Jean-Marc Lévy-Leblond, physicien théoricien, enseignant et directeur de collection, estime que »l’oubli est constitutif de la science«. Il cite le Shakespeare de Victor Hugo, dans lequel ce dernier décrit le lien que la science entretient avec la mémoire: »La science cherche le mouvement perpétuel. Elle l’a trouvé; c’est elle-même. La science est continuel-lement mouvante dans son bienfait. Tout remue en elle, tout change, tout fait peau neuve. Tout nie tout. Ce qu’on acceptait hier est remis à la meule aujourd’hui. La colossale machine Science ne se repose jamais ; elle est insatiable du mieux, que l’absolu ignore. [...] La science va sans cesse se raturant elle-même. Ratures fécondes. [...] On n’enseigne plus l’astronomie de Ptolémée, [...] la climatologie de Cléotraste, la zoologie de Pline, l’algèbre de Diophante, [...] l’anatomie de Gassendi, [...] la physique de Descartes [...].« Alfred North Whitehead a théorisé ce fonctionnement en affirmant: »Une science qui hésite à oublier ses fondateurs est condamnée à la stagnation.« Pour Jean-Marc Lévy-Leblond, ce programme d’amnésie de la science est devenu contre-productif: »l’amnésie acceptée, voire revendiquée, de la science, qui lui a si bien réussi jusqu’ici, risque maintenant de lui valoir de graves mécomptes. Du seul point de vue de ses exigences propres, par rapport au seul critère de l’accroissement des connaissances, le déclassement accéléré de ses productions à l’état de rebut ne peut qu’aggraver l’inflation déjà menaçante de la production, favoriser le phénomène, courant dans les disciplines de pointe, des modes éphémères et conduire les travaux de recherche à la superficialité.«

»L’ambition qu’affiche la recherche scientifique d’accumuler des résultats sur un rythme toujours plus rapide, sa prétention à un progrès accéléré et indéfini laissent peu de temps et de moyen à la réflexion critique interne.« Comme »la science a oublié son passé et ne peut donc qu’être aveugle sur son avenir«, il faut retrouver dans la pratique de la science »l’idée même d’histoire et donc de mémoire«. L’historienne des sciences Bernadette Bensaude-Vincent rejoint ce point de vue et suggère que les jeunes chercheurs suivent des cours de »gestion de la mémoire«.

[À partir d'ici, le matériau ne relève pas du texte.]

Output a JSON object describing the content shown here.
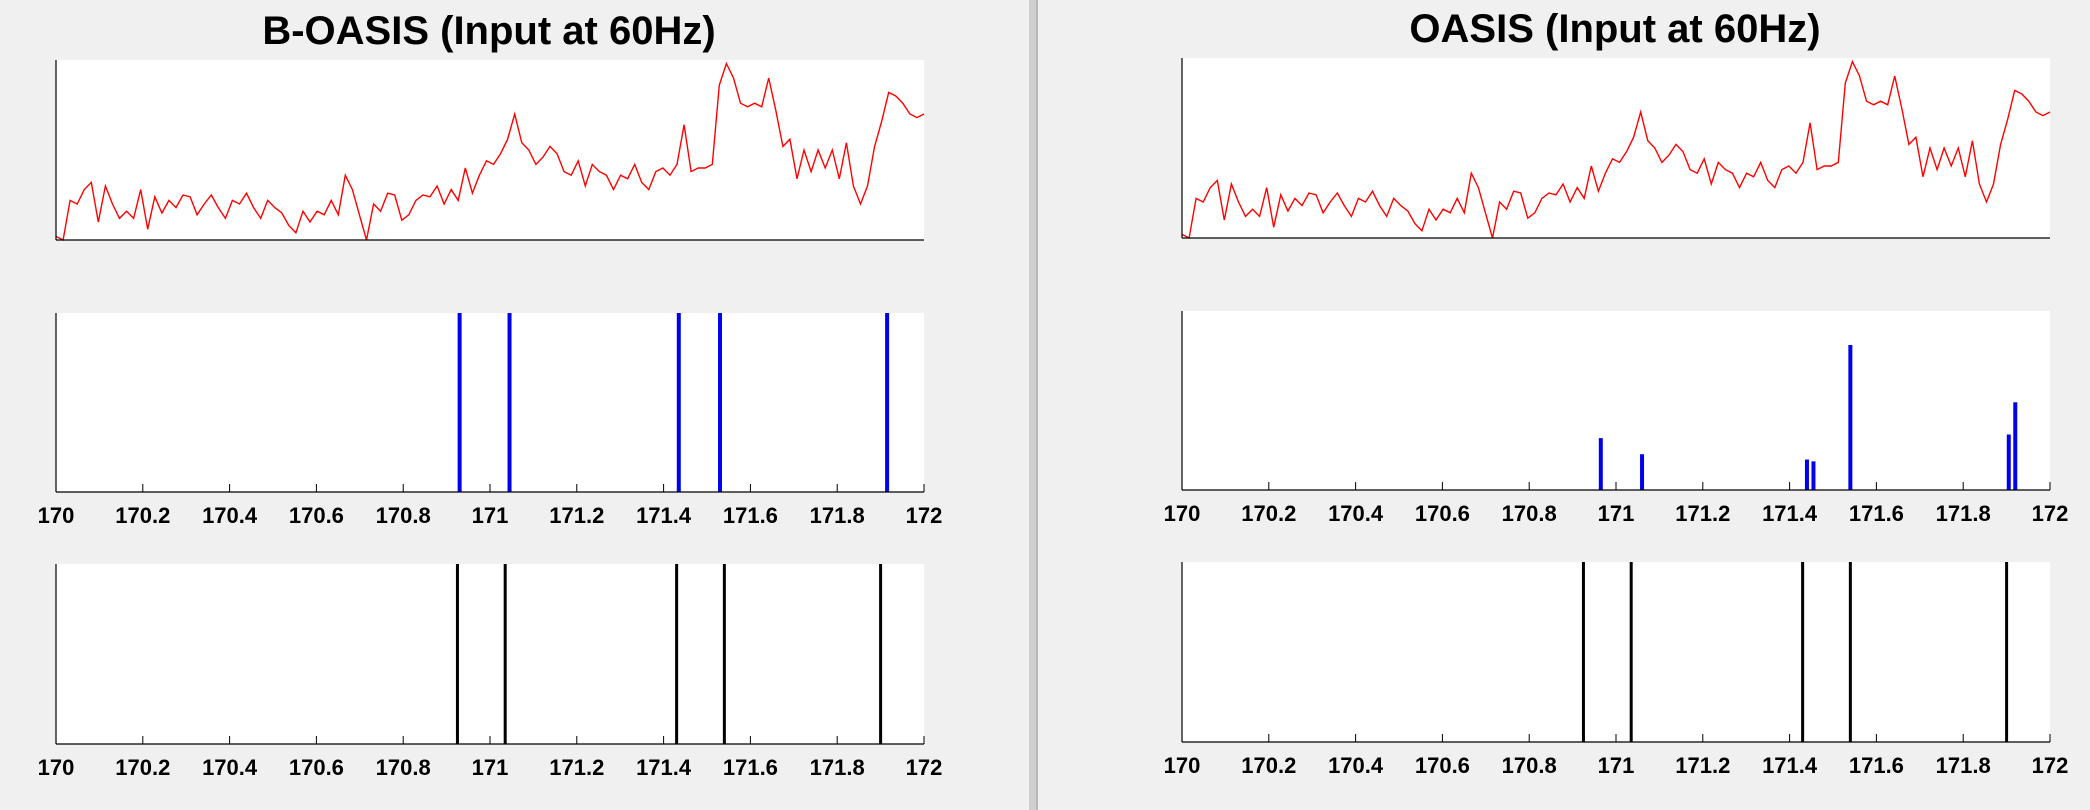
{
  "chart_data": [
    {
      "type": "line",
      "title": "B-OASIS (Input at 60Hz)",
      "panels": [
        {
          "type": "line",
          "color": "#ff0000",
          "xlim": [
            170,
            172
          ],
          "ylim": [
            0,
            1
          ],
          "show_ticks": false,
          "y": [
            0.02,
            0.0,
            0.22,
            0.2,
            0.28,
            0.32,
            0.1,
            0.3,
            0.2,
            0.12,
            0.16,
            0.12,
            0.28,
            0.06,
            0.24,
            0.15,
            0.22,
            0.18,
            0.25,
            0.24,
            0.14,
            0.2,
            0.25,
            0.18,
            0.12,
            0.22,
            0.2,
            0.26,
            0.18,
            0.12,
            0.22,
            0.18,
            0.15,
            0.08,
            0.04,
            0.16,
            0.1,
            0.16,
            0.14,
            0.22,
            0.14,
            0.36,
            0.28,
            0.14,
            0.0,
            0.2,
            0.16,
            0.26,
            0.25,
            0.11,
            0.14,
            0.22,
            0.25,
            0.24,
            0.3,
            0.2,
            0.28,
            0.22,
            0.4,
            0.26,
            0.36,
            0.44,
            0.42,
            0.48,
            0.56,
            0.7,
            0.54,
            0.5,
            0.42,
            0.46,
            0.52,
            0.48,
            0.38,
            0.36,
            0.44,
            0.3,
            0.42,
            0.38,
            0.36,
            0.28,
            0.36,
            0.34,
            0.42,
            0.32,
            0.28,
            0.38,
            0.4,
            0.36,
            0.42,
            0.64,
            0.38,
            0.4,
            0.4,
            0.42,
            0.86,
            0.98,
            0.9,
            0.76,
            0.74,
            0.76,
            0.74,
            0.9,
            0.72,
            0.52,
            0.56,
            0.34,
            0.5,
            0.38,
            0.5,
            0.4,
            0.5,
            0.34,
            0.54,
            0.3,
            0.2,
            0.3,
            0.52,
            0.66,
            0.82,
            0.8,
            0.76,
            0.7,
            0.68,
            0.7
          ],
          "x_start": 170.0,
          "x_end": 172.0
        },
        {
          "type": "spike",
          "color": "#0000ee",
          "xlim": [
            170,
            172
          ],
          "ylim": [
            0,
            1
          ],
          "line_width": 4,
          "x": [
            170.93,
            171.045,
            171.435,
            171.53,
            171.915
          ],
          "values": [
            1,
            1,
            1,
            1,
            1
          ],
          "xticks": [
            170,
            170.2,
            170.4,
            170.6,
            170.8,
            171,
            171.2,
            171.4,
            171.6,
            171.8,
            172
          ],
          "xtick_labels": [
            "170",
            "170.2",
            "170.4",
            "170.6",
            "170.8",
            "171",
            "171.2",
            "171.4",
            "171.6",
            "171.8",
            "172"
          ]
        },
        {
          "type": "spike",
          "color": "#000000",
          "xlim": [
            170,
            172
          ],
          "ylim": [
            0,
            1
          ],
          "line_width": 3,
          "x": [
            170.925,
            171.035,
            171.43,
            171.54,
            171.9
          ],
          "values": [
            1,
            1,
            1,
            1,
            1
          ],
          "xticks": [
            170,
            170.2,
            170.4,
            170.6,
            170.8,
            171,
            171.2,
            171.4,
            171.6,
            171.8,
            172
          ],
          "xtick_labels": [
            "170",
            "170.2",
            "170.4",
            "170.6",
            "170.8",
            "171",
            "171.2",
            "171.4",
            "171.6",
            "171.8",
            "172"
          ]
        }
      ]
    },
    {
      "type": "line",
      "title": "OASIS (Input at 60Hz)",
      "panels": [
        {
          "type": "line",
          "color": "#ff0000",
          "xlim": [
            170,
            172
          ],
          "ylim": [
            0,
            1
          ],
          "show_ticks": false,
          "y": [
            0.02,
            0.0,
            0.22,
            0.2,
            0.28,
            0.32,
            0.1,
            0.3,
            0.2,
            0.12,
            0.16,
            0.12,
            0.28,
            0.06,
            0.24,
            0.15,
            0.22,
            0.18,
            0.25,
            0.24,
            0.14,
            0.2,
            0.25,
            0.18,
            0.12,
            0.22,
            0.2,
            0.26,
            0.18,
            0.12,
            0.22,
            0.18,
            0.15,
            0.08,
            0.04,
            0.16,
            0.1,
            0.16,
            0.14,
            0.22,
            0.14,
            0.36,
            0.28,
            0.14,
            0.0,
            0.2,
            0.16,
            0.26,
            0.25,
            0.11,
            0.14,
            0.22,
            0.25,
            0.24,
            0.3,
            0.2,
            0.28,
            0.22,
            0.4,
            0.26,
            0.36,
            0.44,
            0.42,
            0.48,
            0.56,
            0.7,
            0.54,
            0.5,
            0.42,
            0.46,
            0.52,
            0.48,
            0.38,
            0.36,
            0.44,
            0.3,
            0.42,
            0.38,
            0.36,
            0.28,
            0.36,
            0.34,
            0.42,
            0.32,
            0.28,
            0.38,
            0.4,
            0.36,
            0.42,
            0.64,
            0.38,
            0.4,
            0.4,
            0.42,
            0.86,
            0.98,
            0.9,
            0.76,
            0.74,
            0.76,
            0.74,
            0.9,
            0.72,
            0.52,
            0.56,
            0.34,
            0.5,
            0.38,
            0.5,
            0.4,
            0.5,
            0.34,
            0.54,
            0.3,
            0.2,
            0.3,
            0.52,
            0.66,
            0.82,
            0.8,
            0.76,
            0.7,
            0.68,
            0.7
          ],
          "x_start": 170.0,
          "x_end": 172.0
        },
        {
          "type": "spike",
          "color": "#0000ee",
          "xlim": [
            170,
            172
          ],
          "ylim": [
            0,
            1
          ],
          "line_width": 4,
          "x": [
            170.965,
            171.06,
            171.44,
            171.455,
            171.54,
            171.905,
            171.92
          ],
          "values": [
            0.29,
            0.2,
            0.17,
            0.16,
            0.81,
            0.31,
            0.49
          ],
          "xticks": [
            170,
            170.2,
            170.4,
            170.6,
            170.8,
            171,
            171.2,
            171.4,
            171.6,
            171.8,
            172
          ],
          "xtick_labels": [
            "170",
            "170.2",
            "170.4",
            "170.6",
            "170.8",
            "171",
            "171.2",
            "171.4",
            "171.6",
            "171.8",
            "172"
          ]
        },
        {
          "type": "spike",
          "color": "#000000",
          "xlim": [
            170,
            172
          ],
          "ylim": [
            0,
            1
          ],
          "line_width": 3,
          "x": [
            170.925,
            171.035,
            171.43,
            171.54,
            171.9
          ],
          "values": [
            1,
            1,
            1,
            1,
            1
          ],
          "xticks": [
            170,
            170.2,
            170.4,
            170.6,
            170.8,
            171,
            171.2,
            171.4,
            171.6,
            171.8,
            172
          ],
          "xtick_labels": [
            "170",
            "170.2",
            "170.4",
            "170.6",
            "170.8",
            "171",
            "171.2",
            "171.4",
            "171.6",
            "171.8",
            "172"
          ]
        }
      ]
    }
  ]
}
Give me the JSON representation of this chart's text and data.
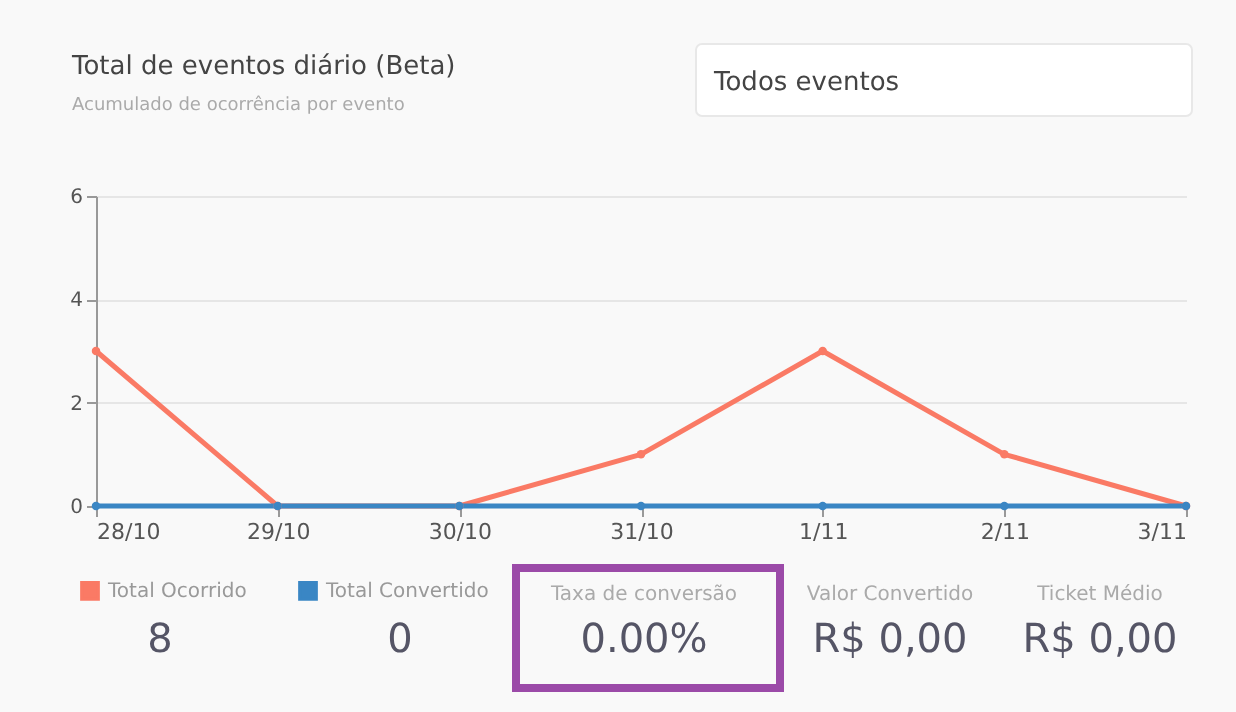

Pour ce qui concerne l’enseignement secondaire, Jacques Roger regrette que le temps manque au lycée pour développer la culture scientifique. Hubert Gié va plus loin. Selon lui, l’enseignement scientifique détourne les jeunes de la science, par excès de dogmatisme, rigidité de la démarche, primat du formalisme, manque d’ouverture aux dimensions culturelles des sciences.

À lire Le Problème de la culture générale publié en 1932 par Paul Langevin, on est frappé par la similitude du diagnostic: »L’enseignement dogmatique est froid, statique et aboutit à cette impression absolument fausse que la Science est une chose morte et définitive.«

Le programme La Main à la pâte concernant l’enseignement des sciences à l’école primaire et les réflexions engagées récemment sur l’enseignement secondaire pourraient constituer un nouveau départ et un nouvel appui pour une approche culturelle des sciences.